At the time Maduro said the crypto, which launched in early 2018, would eventually be backed by 5 billion barrels’ worth of oil that had not yet been derived from domestic crude reserves.
Those 5 billion barrels never ended up materializing, and the Petro has since failed to gain widespread traction despite the Venezuelan government’s efforts to turn it into a local and international medium of exchange.
But President Maduro isn’t folding and rather has doubled down on backing the Petro, with his latest bid being to improve confidence in the crypto.
Maduro Says He Has Millions of Barrels Lined Up
A national cryptocurrency from a rogue nation is a quagmire of its own. An oil-backed cryptocurrency named after “petroleum” that isn’t actually pegged to any oil reserves is another level of ridiculousness entirely, and one that’s doomed to fail quickly because no one wants it.
The Venezuelan government is presumably aware of this reality, as President Maduro announced this week during a televised address to the nation that his regime planned to promptly roll out 30 million barrels of oil from state reserves in order to finally firm up the Petro’s backing.
Specifically, Maduro said:
“I will deliver these 30 million of barrels as a liquid, physical, material backing for the petro … The inventories of crude and products in storage tanks are available for immediate commercialization … to sustain and back the operations of the sovereign Venezuelan crypto-asset, the petro.”
Of course, it remains to be seen if these 30 million barrels will materialize themselves. If they do, the reserves will pale in size compared to the originally planned 5 billion barrels. The country reportedly has approximately 39 million barrels of oil in state inventories.
The announcement comes after the Trump administration notably sanctioned the Petro last March, barring Americans from legally interacting with the coin. In August 2018, President Maduro decreed an official exchange rate between Venezeula’s hyperinflated fiat currency, the bolívar, and the Petro. That decree came as a monetary blow, as it immediately devalued the bolívar another 96 percent.
After that announcement, one Petro was worth roughly $60 USD and thus 360 million bolívars, and President began forcing public and private Venezuelan banks to adopt the national cryptocurrency.

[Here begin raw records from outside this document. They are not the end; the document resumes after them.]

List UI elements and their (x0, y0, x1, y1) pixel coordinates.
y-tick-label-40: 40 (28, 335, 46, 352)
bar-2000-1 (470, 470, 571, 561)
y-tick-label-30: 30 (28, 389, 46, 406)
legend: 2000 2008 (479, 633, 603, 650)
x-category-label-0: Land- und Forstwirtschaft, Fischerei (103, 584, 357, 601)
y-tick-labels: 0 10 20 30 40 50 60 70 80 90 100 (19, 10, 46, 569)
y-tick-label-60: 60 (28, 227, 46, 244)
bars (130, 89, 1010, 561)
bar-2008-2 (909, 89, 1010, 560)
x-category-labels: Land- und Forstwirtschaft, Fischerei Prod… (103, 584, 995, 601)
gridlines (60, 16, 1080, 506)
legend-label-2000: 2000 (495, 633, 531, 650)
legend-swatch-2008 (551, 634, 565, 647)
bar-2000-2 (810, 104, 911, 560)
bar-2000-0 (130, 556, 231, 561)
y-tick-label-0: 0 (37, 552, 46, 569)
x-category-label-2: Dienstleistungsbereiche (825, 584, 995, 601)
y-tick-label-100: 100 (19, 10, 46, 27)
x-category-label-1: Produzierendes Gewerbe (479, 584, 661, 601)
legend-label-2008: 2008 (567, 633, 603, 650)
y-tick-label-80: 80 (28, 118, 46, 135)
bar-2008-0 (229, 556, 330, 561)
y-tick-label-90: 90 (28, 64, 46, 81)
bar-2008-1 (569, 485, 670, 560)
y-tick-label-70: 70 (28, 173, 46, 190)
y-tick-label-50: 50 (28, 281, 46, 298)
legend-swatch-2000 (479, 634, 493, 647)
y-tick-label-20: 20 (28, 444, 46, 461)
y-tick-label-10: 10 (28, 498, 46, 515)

Relatedly, a few weeks ago news broke that Maduro’s administration was increasingly under economic pressure because of its dwindling foreign currency reserves, so the Venezuelan central bank had begun studying how government-owned bitcoin (BTC) and ether (ETH) might be used to pad those reserves.
That news combined with the new development that President Maduro might be on the verge of rolling out 30 million barrels of oil for the Petro suggests his administration is growing increasingly desperate as economic pressure against it mounts.
Whatever happens, Venezuela is rich in oil and Maduro is trying to make the most of that. Other countries might be influenced to follow similar paths.
Interestingly, Russia has previously rejected offers from Venezuela for trade deals made via the Petro, but there have murmurings in the Eurasian country for an oil-based crypto that could be similarly aimed at busting sanctions, too.
“[A]n oil-backed cryptocurrency would allow oil producing countries to avoid any financial and trade restrictions that have become excessive in recent years,” former Russian energy minister Igor Yusufov said last fall.